Even then, at their messiest, Gilberto’s solo improvisations are expressions of radical subtlety — examples of how tiny inflections and curious little syllabic shifts of emphasis can open up a song and uncover profound newness within the comfortable trappings of repertory. They are the kind of high art that’s so free and open as to be almost indetectable. Ignorable. A shorthand that’s easily lost in the modern cacophony of artists demanding attention.
Maybe Gilberto got tired that night, maybe after so much impromptu restructuring he needed to relax. For some reason near the end of this deep concert, he begins to leave space, encouraging his listeners to sing. He strums the chord pattern of “Chega de Saudade” in steady time and voices suddenly materialize, outlining the intricate theme. When his serene voice returns, it sounds like he’s smiling.

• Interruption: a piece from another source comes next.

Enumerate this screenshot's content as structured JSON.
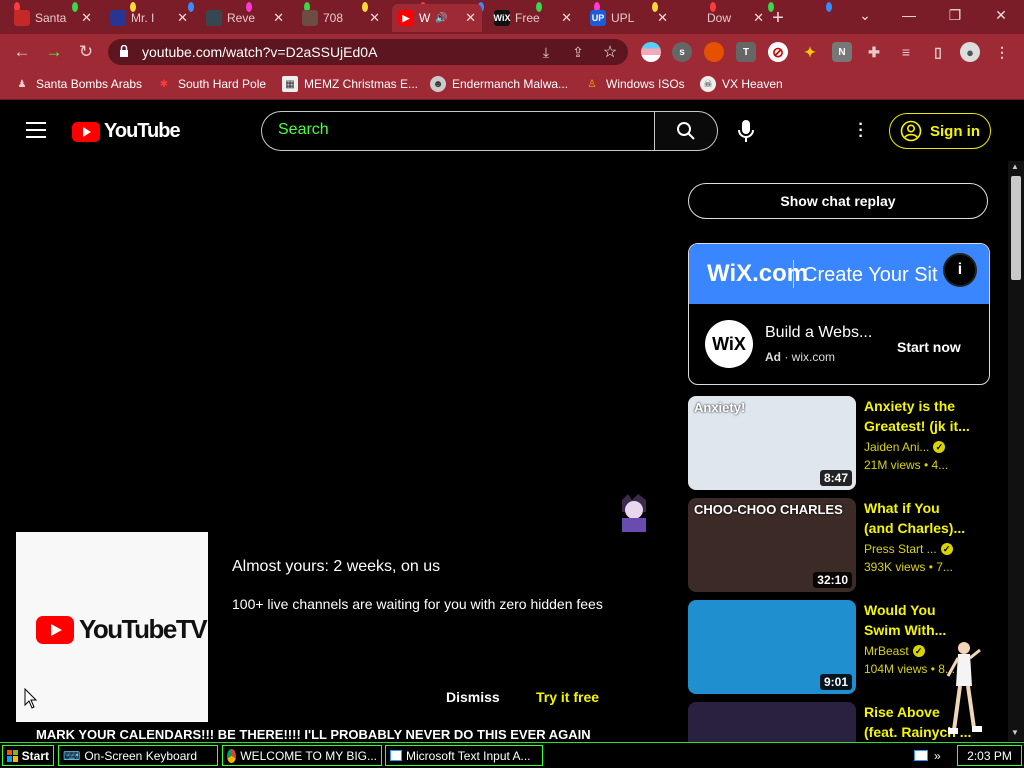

The last track on the program is another early bossa gem by Tom Jobim — “Este Seu Olhar,” first recorded in 1959 by Dick Farney. As soon as Gilberto delivers the opening line we hear gasps in the theater — one woman’s voice travels up a full half-octave in a wordless rapture that trails off just before Gilberto’s second line. (It’s another of the countless beautifully human responses to live performance that New York Times columnist Maureen Dowd wrote about this past Sunday).
Then the singalong starts. What’s striking about it is how his audience follows the phrasing of Gilberto’s famous recording from 1961; moved by the chance to hear this master undertake a wholesale inversion of his songbook, they return him to contours he made long ago, a mass of voices echoing a performance so indelible it has traveled with them, sighs and pauses and all, for decades.
Alongside Dowd’s piece in the Sunday Opinion section was a trenchant essay from author and singer/songwriter Warren Zanes about the limits of perfection in audio recordings. “In most recording situations today, engineers can see music as waveforms, there on a screen,” Zanes writes. Digital technology allows producers and performers to do the inverse of Gilberto’s process — preening note by fussed-over note, correcting “errors” of pitch and timing. This is the manufacture of a questionable ideal of perfection, Zanes suggests. He cites Bruce Springsteen’s homemade gem Nebraska to lament that “When music gets cleaned up too much, listeners lose opportunities to connect their imperfections with those in the music.”
That’s something Joao Gilberto understood. It was part of his telegraphic art, which, as I wrote years ago, I believe is an undervalued contribution to world culture. When he transforms a Brazilian standard like “Carinhoso” into a meta word-jumble, as he does on Relicario, he seems to be daring the fates, creating an oddly placed torrent of imperfections that quietly mocks gazillions of earnest (considerably more timid?) interpretations of the song. He dwells fully in the possibility of failure. Wants it. At times, he appears to be creating lavish bouquets of flambouyant mistakes — maybe he prefers them over the numbing straightjacket of a form fastidiously observed. His art happens in a place beyond the reassuring gloss of post-production, where the airbrush doesn’t work and Auto-Tune is utterly useless.